We just got approval to purchase a new database server. My manager is worried that, after we deploy the new server, some users might not perceive the improvement in performance. I've been tasked to come up with some way to measure the improvement. But first, some details on the upgrade:
The old server has dual Intel Xeon 3.40GHz single-core processors and 4 GB of RAM. It's running Windows 2000 Server Standard 32-bit and SQL Server 2000.
The new server will have dual Intel Xeon 2.4GHz quad-core processors and 18 GB of RAM. It will be running Windows 2008 Hyper-V bare-metal. Initially, we'll be virtualizing Windows Server 2003 Premium (until we can upgrade our ERP software to the latest version) and SQL Server 2000 (not enough money in the budget to upgrade SQL Server yet).

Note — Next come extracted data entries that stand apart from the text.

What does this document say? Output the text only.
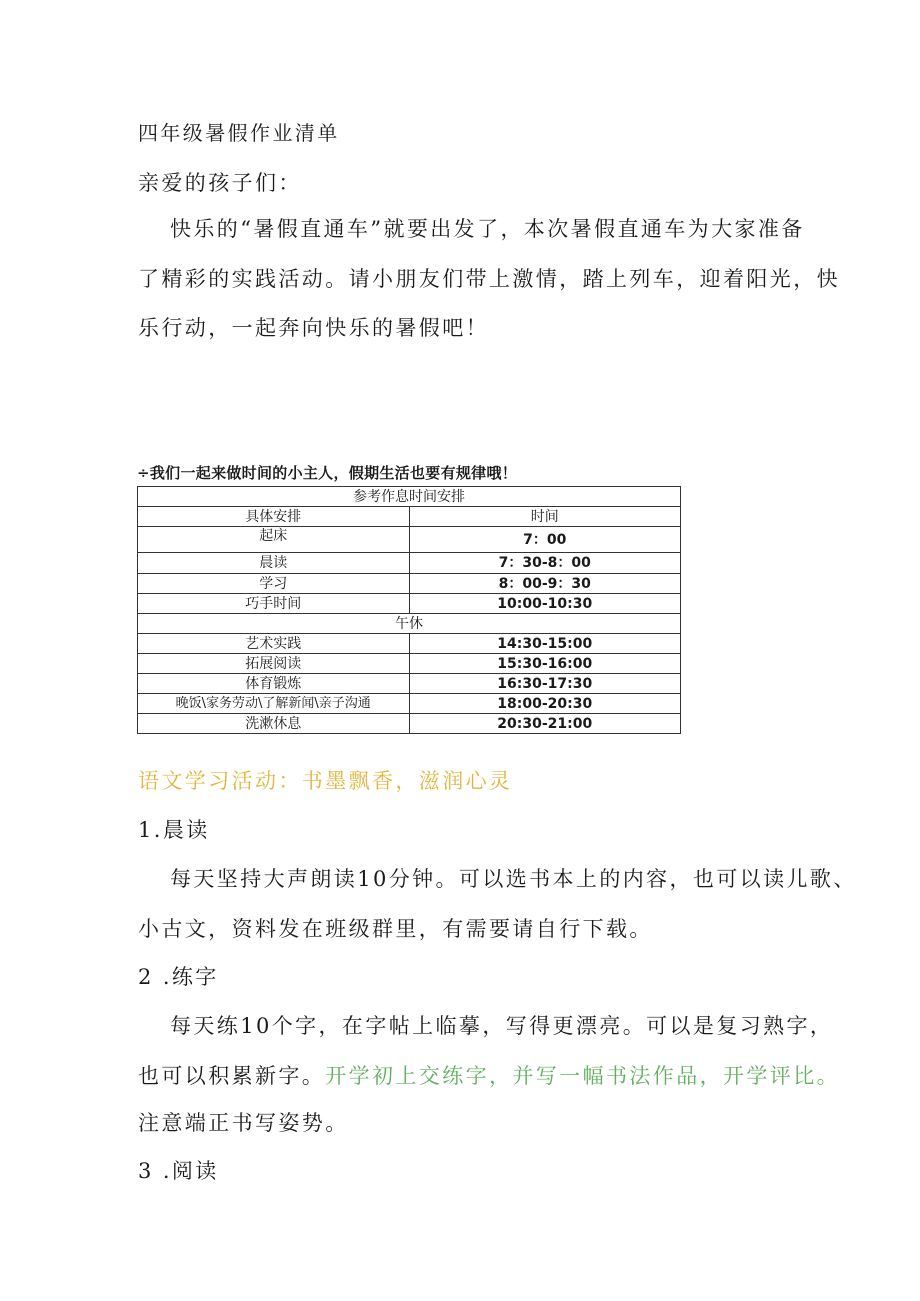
四年级暑假作业清单
亲爱的孩子们：
快乐的“暑假直通车”就要出发了，本次暑假直通车为大家准备
了精彩的实践活动。请小朋友们带上激情，踏上列车，迎着阳光，快
乐行动，一起奔向快乐的暑假吧！
÷我们一起来做时间的小主人，假期生活也要有规律哦！
参考作息时间安排	
具体安排	时间
起床	7：00
晨读	7：30-8：00
学习	8：00-9：30
巧手时间	10:00-10:30
午休	
艺术实践	14:30-15:00
拓展阅读	15:30-16:00
体育锻炼	16:30-17:30
晚饭\家务劳动\了解新闻\亲子沟通	18:00-20:30
洗漱休息	20:30-21:00
语文学习活动：书墨飘香，滋润心灵
1.晨读
每天坚持大声朗读10分钟。可以选书本上的内容，也可以读儿歌、
小古文，资料发在班级群里，有需要请自行下载。
2 .练字
每天练10个字，在字帖上临摹，写得更漂亮。可以是复习熟字，
也可以积累新字。开学初上交练字，并写一幅书法作品，开学评比。
注意端正书写姿势。
3 .阅读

Having never done this sort of thing before, my idea was to create a SQL query that hits some of the really large database tables such that the query takes a minute or two to run, and measure how long it takes to execute by setting two date/time variables, one before the big query and one after. I would then store these two date/time values in a table and schedule the job to run a night when activity is minimal and equivalent each day. This should factor out the load variability during the day.
By comparing the elapsed time in our current situation and the elapsed time after the upgrade, that should give an idea of time savings, so that we can say the upgrade resulted in an improvement of x%. Does my plan seem solid, or did I take a wrong turn at Albuquerque? Is there something I should be measuring additionally?